While I have finally conquered my insomnia, I haven't conquered my dreams, which are variations of a similar theme--my former life. During the daylight, I can nimbly push thoughts of my former self away, particularly as I have so much to be thankful for and about in the present. But as soon as I drift to sleep, the dreams are anything but sweet. Bob, the house on Jefferson Avenue, my dogs and generally some random person narrating, telling me that I'm crazy for leaving it all behind, that I'm not strong enough to survive on my own, that I'm stupid for clinging to my dreams of a successful business, a writing career, a nourishing relationship and motherhood.
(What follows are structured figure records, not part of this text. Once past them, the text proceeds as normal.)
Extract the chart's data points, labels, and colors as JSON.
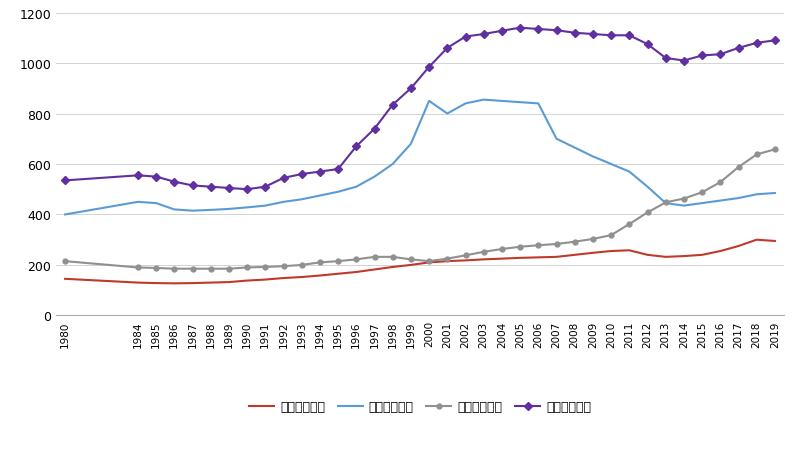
{
  "years": [
    1980,
    1984,
    1985,
    1986,
    1987,
    1988,
    1989,
    1990,
    1991,
    1992,
    1993,
    1994,
    1995,
    1996,
    1997,
    1998,
    1999,
    2000,
    2001,
    2002,
    2003,
    2004,
    2005,
    2006,
    2007,
    2008,
    2009,
    2010,
    2011,
    2012,
    2013,
    2014,
    2015,
    2016,
    2017,
    2018,
    2019
  ],
  "rural_primary": [
    145,
    130,
    128,
    127,
    128,
    130,
    132,
    138,
    142,
    148,
    152,
    158,
    165,
    172,
    182,
    192,
    200,
    210,
    215,
    218,
    222,
    225,
    228,
    230,
    232,
    240,
    248,
    255,
    258,
    240,
    232,
    235,
    240,
    255,
    275,
    300,
    295
  ],
  "rural_middle": [
    400,
    450,
    445,
    420,
    415,
    418,
    422,
    428,
    435,
    450,
    460,
    475,
    490,
    510,
    550,
    600,
    680,
    850,
    800,
    840,
    855,
    850,
    845,
    840,
    700,
    665,
    630,
    600,
    570,
    510,
    445,
    435,
    445,
    455,
    465,
    480,
    485
  ],
  "urban_primary": [
    215,
    190,
    188,
    185,
    185,
    185,
    185,
    190,
    192,
    195,
    200,
    210,
    215,
    222,
    232,
    232,
    222,
    215,
    225,
    238,
    252,
    263,
    272,
    278,
    283,
    292,
    303,
    318,
    362,
    408,
    448,
    463,
    488,
    528,
    588,
    638,
    658
  ],
  "urban_middle": [
    535,
    555,
    550,
    530,
    515,
    510,
    505,
    500,
    510,
    545,
    560,
    570,
    580,
    670,
    740,
    835,
    900,
    985,
    1060,
    1105,
    1115,
    1128,
    1140,
    1135,
    1130,
    1120,
    1115,
    1110,
    1110,
    1075,
    1020,
    1010,
    1030,
    1035,
    1060,
    1080,
    1090
  ],
  "rural_primary_color": "#c0392b",
  "rural_middle_color": "#5b9bd5",
  "urban_primary_color": "#909090",
  "urban_middle_color": "#6030a0",
  "legend_labels": [
    "农村小学规模",
    "农村中学规模",
    "城市小学规模",
    "城市中学规模"
  ],
  "ylim": [
    0,
    1200
  ],
  "yticks": [
    0,
    200,
    400,
    600,
    800,
    1000,
    1200
  ],
  "figsize": [
    8.0,
    4.52
  ],
  "dpi": 100
}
Last night, Bob was my friend. I was able to talk to him about the past, about what went wrong, about my new life, about the happiness I've found--and he was happy for me. And he had found happiness himself.
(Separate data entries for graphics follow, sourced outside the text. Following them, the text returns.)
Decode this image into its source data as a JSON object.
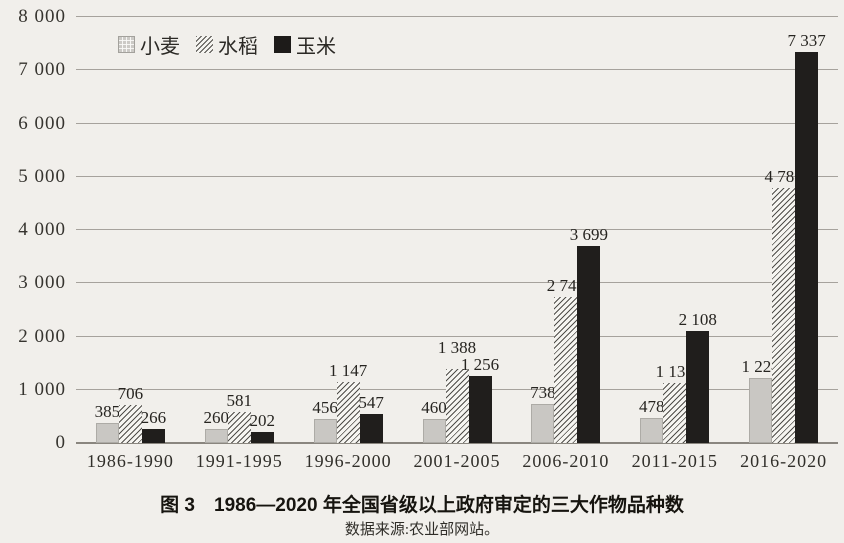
{
  "figure": {
    "title": "图 3　1986—2020 年全国省级以上政府审定的三大作物品种数",
    "source": "数据来源:农业部网站。"
  },
  "chart_data": {
    "type": "bar",
    "title": "图 3　1986—2020 年全国省级以上政府审定的三大作物品种数",
    "source": "数据来源:农业部网站。",
    "categories": [
      "1986-1990",
      "1991-1995",
      "1996-2000",
      "2001-2005",
      "2006-2010",
      "2011-2015",
      "2016-2020"
    ],
    "series": [
      {
        "name": "小麦",
        "pattern": "light-gray-solid",
        "color": "#c9c7c3",
        "values": [
          385,
          260,
          456,
          460,
          738,
          478,
          1224
        ]
      },
      {
        "name": "水稻",
        "pattern": "diagonal-hatch",
        "color": "#f6f5f1",
        "values": [
          706,
          581,
          1147,
          1388,
          2745,
          1131,
          4788
        ]
      },
      {
        "name": "玉米",
        "pattern": "solid-black",
        "color": "#201e1c",
        "values": [
          266,
          202,
          547,
          1256,
          3699,
          2108,
          7337
        ]
      }
    ],
    "xlabel": "",
    "ylabel": "",
    "ylim": [
      0,
      8000
    ],
    "ytick_step": 1000,
    "ytick_labels": [
      "0",
      "1 000",
      "2 000",
      "3 000",
      "4 000",
      "5 000",
      "6 000",
      "7 000",
      "8 000"
    ],
    "grid": true,
    "legend_position": "top-left-inside",
    "value_labels": true,
    "number_format": "space-thousands"
  }
}
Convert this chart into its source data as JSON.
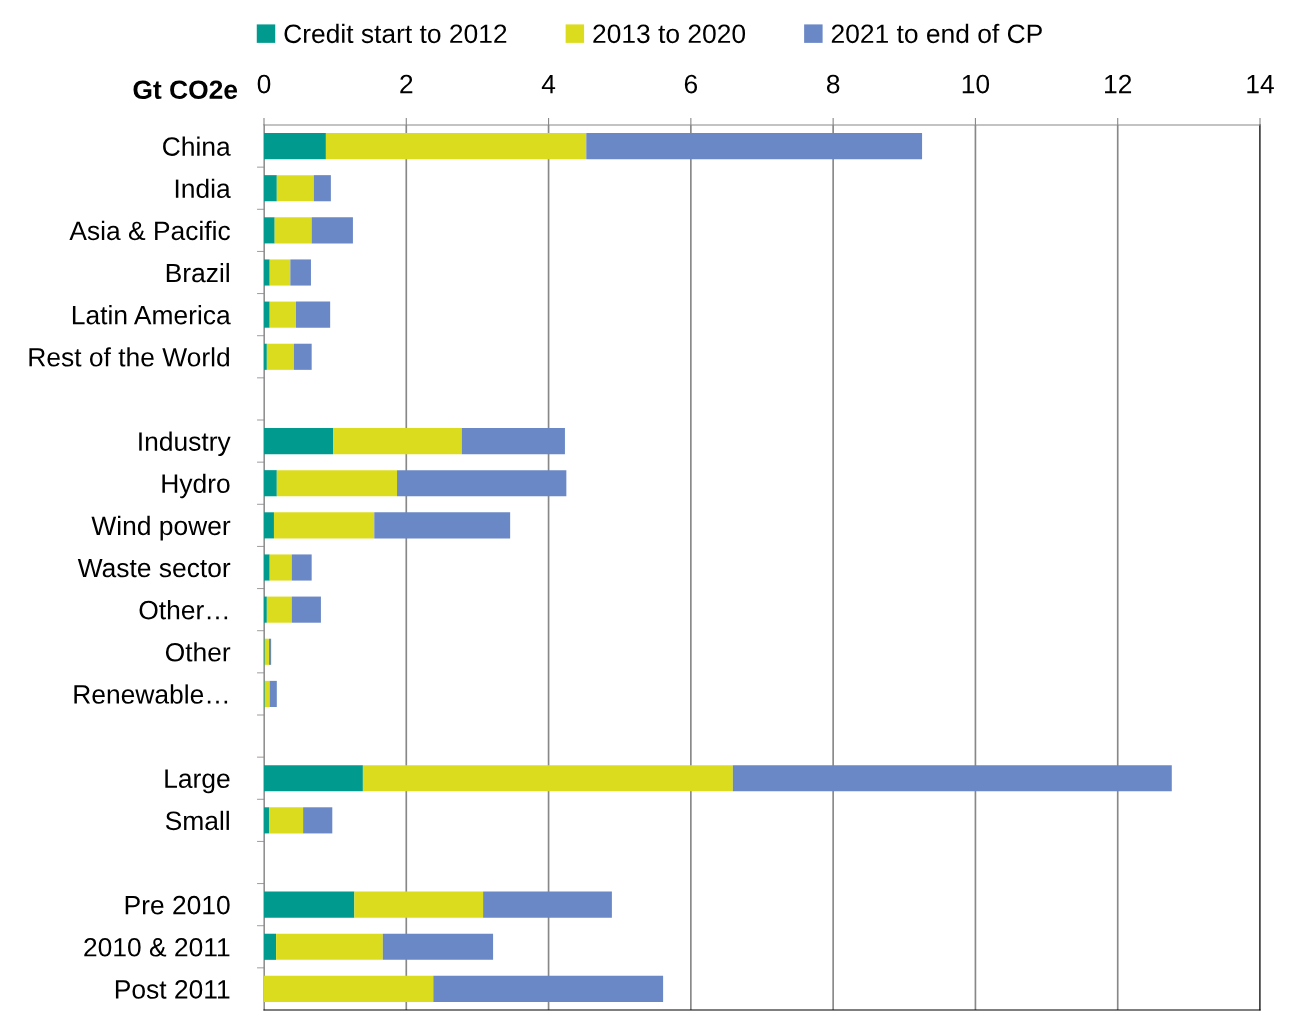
{
  "chart_data": {
    "type": "bar",
    "orientation": "horizontal",
    "stacked": true,
    "xlabel": "Gt CO2e",
    "categories": [
      "China",
      "India",
      "Asia & Pacific",
      "Brazil",
      "Latin America",
      "Rest of the World",
      null,
      "Industry",
      "Hydro",
      "Wind power",
      "Waste sector",
      "Other…",
      "Other",
      "Renewable…",
      null,
      "Large",
      "Small",
      null,
      "Pre 2010",
      "2010 & 2011",
      "Post 2011"
    ],
    "series": [
      {
        "name": "Credit start to 2012",
        "color": "#009a8e",
        "values": [
          0.87,
          0.18,
          0.15,
          0.08,
          0.08,
          0.04,
          null,
          0.97,
          0.18,
          0.14,
          0.08,
          0.04,
          0.01,
          0.01,
          null,
          1.39,
          0.07,
          null,
          1.27,
          0.17,
          0
        ]
      },
      {
        "name": "2013 to 2020",
        "color": "#dcdc1e",
        "values": [
          3.66,
          0.52,
          0.52,
          0.29,
          0.37,
          0.38,
          null,
          1.81,
          1.69,
          1.41,
          0.31,
          0.35,
          0.06,
          0.07,
          null,
          5.2,
          0.48,
          null,
          1.81,
          1.5,
          2.38
        ]
      },
      {
        "name": "2021 to end of CP",
        "color": "#6a87c6",
        "values": [
          4.72,
          0.24,
          0.58,
          0.29,
          0.48,
          0.25,
          null,
          1.45,
          2.38,
          1.91,
          0.28,
          0.41,
          0.03,
          0.1,
          null,
          6.17,
          0.41,
          null,
          1.81,
          1.55,
          3.23
        ]
      }
    ],
    "xlim": [
      0,
      14
    ],
    "xticks": [
      0,
      2,
      4,
      6,
      8,
      10,
      12,
      14
    ],
    "grid": "x",
    "legend": "top"
  }
}
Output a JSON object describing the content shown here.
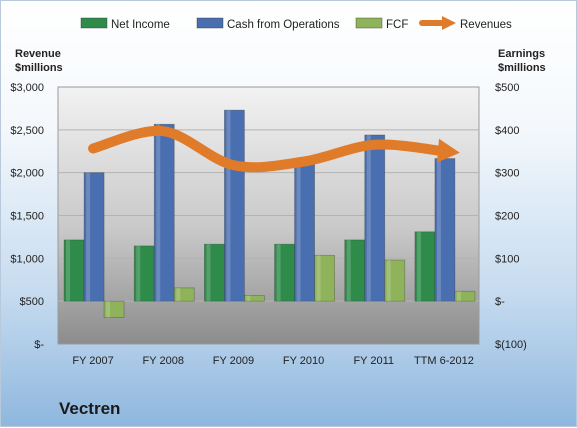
{
  "chart_data": {
    "type": "bar",
    "title": "Vectren",
    "categories": [
      "FY 2007",
      "FY 2008",
      "FY 2009",
      "FY 2010",
      "FY 2011",
      "TTM 6-2012"
    ],
    "left_axis": {
      "label_line1": "Revenue",
      "label_line2": "$millions",
      "ylim": [
        0,
        3000
      ],
      "ticks": [
        0,
        500,
        1000,
        1500,
        2000,
        2500,
        3000
      ],
      "tick_labels": [
        "$-",
        "$500",
        "$1,000",
        "$1,500",
        "$2,000",
        "$2,500",
        "$3,000"
      ]
    },
    "right_axis": {
      "label_line1": "Earnings",
      "label_line2": "$millions",
      "ylim": [
        -100,
        500
      ],
      "ticks": [
        -100,
        0,
        100,
        200,
        300,
        400,
        500
      ],
      "tick_labels": [
        "$(100)",
        "$-",
        "$100",
        "$200",
        "$300",
        "$400",
        "$500"
      ]
    },
    "series": [
      {
        "name": "Net Income",
        "axis": "right",
        "kind": "bar",
        "color": "#2e8b4a",
        "values": [
          143,
          129,
          133,
          133,
          143,
          162
        ]
      },
      {
        "name": "Cash from Operations",
        "axis": "right",
        "kind": "bar",
        "color": "#4a6fb0",
        "values": [
          300,
          413,
          446,
          332,
          388,
          333
        ]
      },
      {
        "name": "FCF",
        "axis": "right",
        "kind": "bar",
        "color": "#8fb35a",
        "values": [
          -38,
          31,
          13,
          107,
          96,
          23
        ]
      },
      {
        "name": "Revenues",
        "axis": "left",
        "kind": "line",
        "color": "#e07b2a",
        "values": [
          2282,
          2484,
          2088,
          2129,
          2325,
          2250
        ]
      }
    ],
    "legend_position": "top",
    "plot_background": "#c8c8c8"
  }
}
The most difficult thing about divorce is that all of a sudden, this person who was your best friend, your companion and support for years--however dysfunctionally--suddenly disappears. There is no "being friends." Which makes my heart ache. No matter how wrong he was for me, no matter how unsalvageable our relationship had become, I still love him and wish him nothing but happiness and success. But I can't even tell him that. I can't even see him. A big piece of my heart, of my life, has simply vanished, leaving nothing but emptiness, guilt and profound sadness in its wake. Juxtaposed with the extreme happiness and contentedness I feel with the rest of my life.
And so, I plod along, trying to forget, pretending to forget, until my subconsciousness reminds me that the past is very much present.